Absence of systemic immunologic changes during dose build‐up phase and early maintenance period in effective specific sublingual immunotherapy in children

2006 
Summary Background Sublingual immunotherapy (SLIT) has been reported to be a safe treatment for inhalant allergies in children. Yet the immunologic mechanisms resulting in clinical improvement are poorly understood. Objective To identify early systemic immunologic changes during the first 8 weeks of clinically effective SLIT to grass pollen, tree pollen or house dust mite in paediatric patients with allergic rhinoconjunctivitis and/or asthma. Methods Peripheral blood mononuclear cells and plasma samples of 13 children with reduced symptoms after 1 year of SLIT were obtained before therapy and at 2 and 8 weeks after the initiation of SLIT. Allergen-specific lymphocyte proliferation assays were performed, and allergen-induced cytokine production (IL-2, IL-4, IL-10, IFN-γ, and TGF-β1) was measured by ELISA and flow cytometry.
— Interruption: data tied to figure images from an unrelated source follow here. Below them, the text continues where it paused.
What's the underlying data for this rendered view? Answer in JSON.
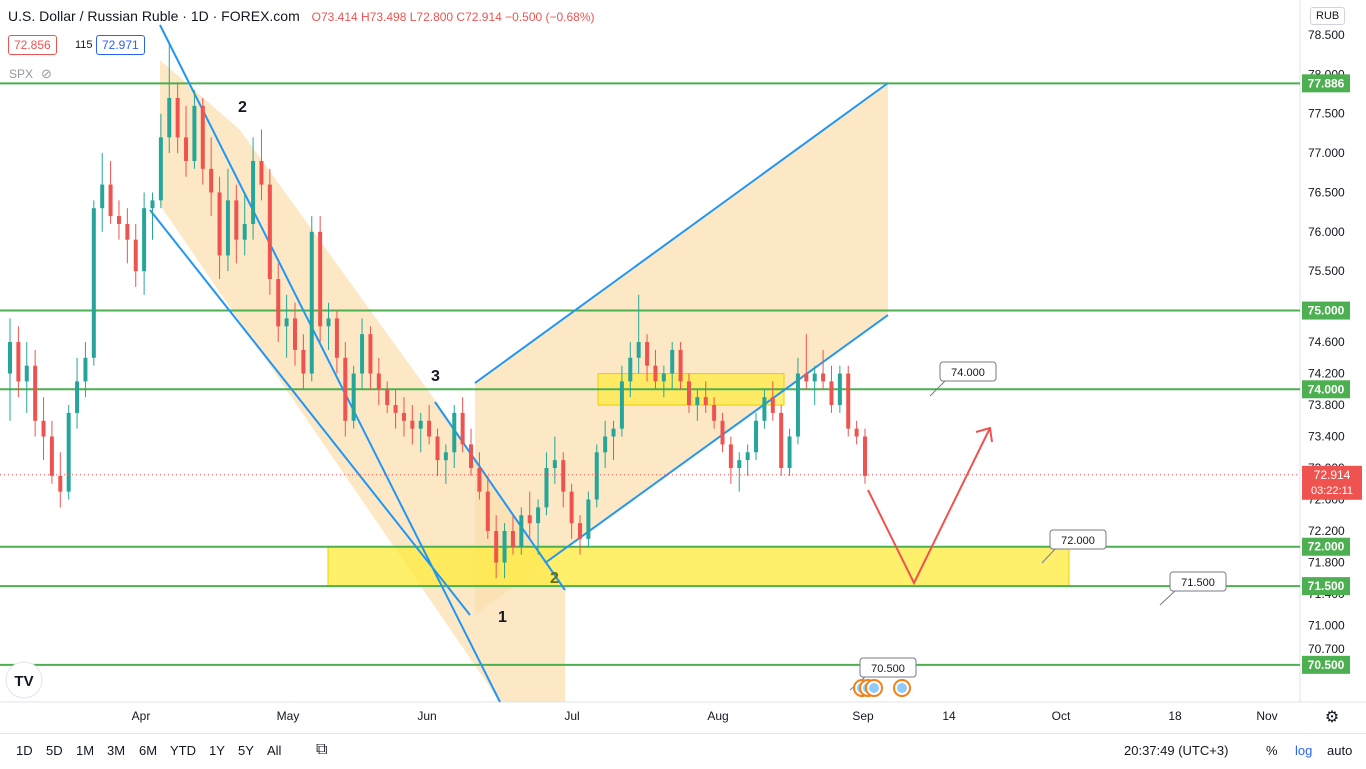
{
  "header": {
    "title": "U.S. Dollar / Russian Ruble · 1D · FOREX.com",
    "ohlc": "O73.414 H73.498 L72.800 C72.914 −0.500 (−0.68%)",
    "bid": "72.856",
    "spread": "115",
    "ask": "72.971",
    "compare_symbol": "SPX",
    "currency_button": "RUB"
  },
  "bottombar": {
    "ranges": [
      "1D",
      "5D",
      "1M",
      "3M",
      "6M",
      "YTD",
      "1Y",
      "5Y",
      "All"
    ],
    "clock": "20:37:49 (UTC+3)",
    "percent": "%",
    "log": "log",
    "auto": "auto"
  },
  "colors": {
    "up": "#26a69a",
    "down": "#ef5350",
    "level": "#4caf50",
    "channel": "#2196f3",
    "zone": "#ffeb3b",
    "fill": "#fbe0b0",
    "arrow": "#ef5350"
  },
  "chart_data": {
    "type": "candlestick",
    "y_ticks": [
      "78.500",
      "78.000",
      "77.500",
      "77.000",
      "76.500",
      "76.000",
      "75.500",
      "75.000",
      "74.600",
      "74.200",
      "73.800",
      "73.400",
      "73.000",
      "72.600",
      "72.200",
      "71.800",
      "71.400",
      "71.000",
      "70.700"
    ],
    "x_ticks": [
      "Apr",
      "May",
      "Jun",
      "Jul",
      "Aug",
      "Sep",
      "14",
      "Oct",
      "18",
      "Nov"
    ],
    "levels": [
      {
        "label": "77.886",
        "value": 77.886
      },
      {
        "label": "75.000",
        "value": 75.0
      },
      {
        "label": "74.000",
        "value": 74.0
      },
      {
        "label": "72.000",
        "value": 72.0
      },
      {
        "label": "71.500",
        "value": 71.5
      },
      {
        "label": "70.500",
        "value": 70.5
      }
    ],
    "current_price": {
      "label": "72.914",
      "value": 72.914,
      "countdown": "03:22:11"
    },
    "callouts": [
      {
        "label": "74.000",
        "value": 74.0
      },
      {
        "label": "72.000",
        "value": 72.0
      },
      {
        "label": "71.500",
        "value": 71.5
      },
      {
        "label": "70.500",
        "value": 70.5
      }
    ],
    "wave_labels": [
      "2",
      "3",
      "2",
      "1"
    ],
    "candles": [
      [
        74.2,
        74.9,
        73.6,
        74.6
      ],
      [
        74.6,
        74.8,
        73.9,
        74.1
      ],
      [
        74.1,
        74.6,
        73.7,
        74.3
      ],
      [
        74.3,
        74.5,
        73.4,
        73.6
      ],
      [
        73.6,
        73.9,
        73.1,
        73.4
      ],
      [
        73.4,
        73.6,
        72.8,
        72.9
      ],
      [
        72.9,
        73.2,
        72.5,
        72.7
      ],
      [
        72.7,
        73.8,
        72.6,
        73.7
      ],
      [
        73.7,
        74.4,
        73.5,
        74.1
      ],
      [
        74.1,
        74.6,
        73.9,
        74.4
      ],
      [
        74.4,
        76.4,
        74.3,
        76.3
      ],
      [
        76.3,
        77.0,
        76.0,
        76.6
      ],
      [
        76.6,
        76.9,
        76.1,
        76.2
      ],
      [
        76.2,
        76.4,
        75.9,
        76.1
      ],
      [
        76.1,
        76.3,
        75.6,
        75.9
      ],
      [
        75.9,
        76.1,
        75.3,
        75.5
      ],
      [
        75.5,
        76.5,
        75.2,
        76.3
      ],
      [
        76.3,
        76.5,
        75.9,
        76.4
      ],
      [
        76.4,
        77.5,
        76.3,
        77.2
      ],
      [
        77.2,
        78.4,
        77.0,
        77.7
      ],
      [
        77.7,
        77.9,
        77.0,
        77.2
      ],
      [
        77.2,
        77.6,
        76.7,
        76.9
      ],
      [
        76.9,
        77.8,
        76.8,
        77.6
      ],
      [
        77.6,
        77.7,
        76.6,
        76.8
      ],
      [
        76.8,
        77.2,
        76.2,
        76.5
      ],
      [
        76.5,
        76.7,
        75.4,
        75.7
      ],
      [
        75.7,
        76.8,
        75.5,
        76.4
      ],
      [
        76.4,
        76.6,
        75.6,
        75.9
      ],
      [
        75.9,
        76.5,
        75.7,
        76.1
      ],
      [
        76.1,
        77.2,
        75.9,
        76.9
      ],
      [
        76.9,
        77.3,
        76.4,
        76.6
      ],
      [
        76.6,
        76.8,
        75.2,
        75.4
      ],
      [
        75.4,
        75.6,
        74.6,
        74.8
      ],
      [
        74.8,
        75.2,
        74.4,
        74.9
      ],
      [
        74.9,
        75.1,
        74.3,
        74.5
      ],
      [
        74.5,
        74.7,
        74.0,
        74.2
      ],
      [
        74.2,
        76.2,
        74.1,
        76.0
      ],
      [
        76.0,
        76.2,
        74.6,
        74.8
      ],
      [
        74.8,
        75.1,
        74.5,
        74.9
      ],
      [
        74.9,
        75.0,
        74.2,
        74.4
      ],
      [
        74.4,
        74.6,
        73.4,
        73.6
      ],
      [
        73.6,
        74.3,
        73.5,
        74.2
      ],
      [
        74.2,
        74.9,
        74.0,
        74.7
      ],
      [
        74.7,
        74.8,
        74.0,
        74.2
      ],
      [
        74.2,
        74.4,
        73.8,
        74.0
      ],
      [
        74.0,
        74.1,
        73.7,
        73.8
      ],
      [
        73.8,
        74.0,
        73.5,
        73.7
      ],
      [
        73.7,
        73.9,
        73.4,
        73.6
      ],
      [
        73.6,
        73.8,
        73.3,
        73.5
      ],
      [
        73.5,
        73.7,
        73.2,
        73.6
      ],
      [
        73.6,
        73.8,
        73.3,
        73.4
      ],
      [
        73.4,
        73.5,
        72.9,
        73.1
      ],
      [
        73.1,
        73.3,
        72.8,
        73.2
      ],
      [
        73.2,
        73.8,
        73.0,
        73.7
      ],
      [
        73.7,
        73.9,
        73.2,
        73.3
      ],
      [
        73.3,
        73.5,
        72.9,
        73.0
      ],
      [
        73.0,
        73.2,
        72.6,
        72.7
      ],
      [
        72.7,
        72.9,
        72.1,
        72.2
      ],
      [
        72.2,
        72.4,
        71.6,
        71.8
      ],
      [
        71.8,
        72.3,
        71.6,
        72.2
      ],
      [
        72.2,
        72.4,
        71.9,
        72.0
      ],
      [
        72.0,
        72.5,
        71.9,
        72.4
      ],
      [
        72.4,
        72.7,
        72.1,
        72.3
      ],
      [
        72.3,
        72.6,
        71.9,
        72.5
      ],
      [
        72.5,
        73.2,
        72.4,
        73.0
      ],
      [
        73.0,
        73.4,
        72.8,
        73.1
      ],
      [
        73.1,
        73.2,
        72.5,
        72.7
      ],
      [
        72.7,
        72.8,
        72.1,
        72.3
      ],
      [
        72.3,
        72.4,
        71.9,
        72.1
      ],
      [
        72.1,
        72.7,
        72.0,
        72.6
      ],
      [
        72.6,
        73.3,
        72.5,
        73.2
      ],
      [
        73.2,
        73.6,
        73.0,
        73.4
      ],
      [
        73.4,
        73.6,
        73.1,
        73.5
      ],
      [
        73.5,
        74.3,
        73.4,
        74.1
      ],
      [
        74.1,
        74.6,
        73.9,
        74.4
      ],
      [
        74.4,
        75.2,
        74.2,
        74.6
      ],
      [
        74.6,
        74.7,
        74.1,
        74.3
      ],
      [
        74.3,
        74.5,
        74.0,
        74.1
      ],
      [
        74.1,
        74.3,
        73.9,
        74.2
      ],
      [
        74.2,
        74.6,
        74.0,
        74.5
      ],
      [
        74.5,
        74.6,
        74.0,
        74.1
      ],
      [
        74.1,
        74.2,
        73.7,
        73.8
      ],
      [
        73.8,
        74.0,
        73.6,
        73.9
      ],
      [
        73.9,
        74.1,
        73.7,
        73.8
      ],
      [
        73.8,
        73.9,
        73.5,
        73.6
      ],
      [
        73.6,
        73.7,
        73.2,
        73.3
      ],
      [
        73.3,
        73.4,
        72.8,
        73.0
      ],
      [
        73.0,
        73.2,
        72.7,
        73.1
      ],
      [
        73.1,
        73.3,
        72.9,
        73.2
      ],
      [
        73.2,
        73.7,
        73.1,
        73.6
      ],
      [
        73.6,
        74.0,
        73.5,
        73.9
      ],
      [
        73.9,
        74.1,
        73.6,
        73.7
      ],
      [
        73.7,
        73.8,
        72.9,
        73.0
      ],
      [
        73.0,
        73.5,
        72.9,
        73.4
      ],
      [
        73.4,
        74.4,
        73.3,
        74.2
      ],
      [
        74.2,
        74.7,
        74.0,
        74.1
      ],
      [
        74.1,
        74.3,
        73.8,
        74.2
      ],
      [
        74.2,
        74.5,
        74.0,
        74.1
      ],
      [
        74.1,
        74.3,
        73.7,
        73.8
      ],
      [
        73.8,
        74.3,
        73.7,
        74.2
      ],
      [
        74.2,
        74.3,
        73.4,
        73.5
      ],
      [
        73.5,
        73.6,
        73.3,
        73.4
      ],
      [
        73.4,
        73.5,
        72.8,
        72.9
      ]
    ]
  }
}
Allergen-specific IgE, IgG1, IgG4, and IgA levels in plasma samples were determined in ELISA. Results During the first 8 weeks of successful SLIT, allergen-specific lymphoproliferation (n=13) as well as levels of allergen-specific intracellular (n=8) and secreted cytokines (n=9) did not change significantly. In addition, no alterations in levels of allergen-specific Igs (n=7) were observed. Conclusion We could not find any early systemic immunologic changes during the first 8 weeks of clinically effective SLIT to inhalant allergens in paediatric patients with allergic rhinoconjunctivitis and/or asthma.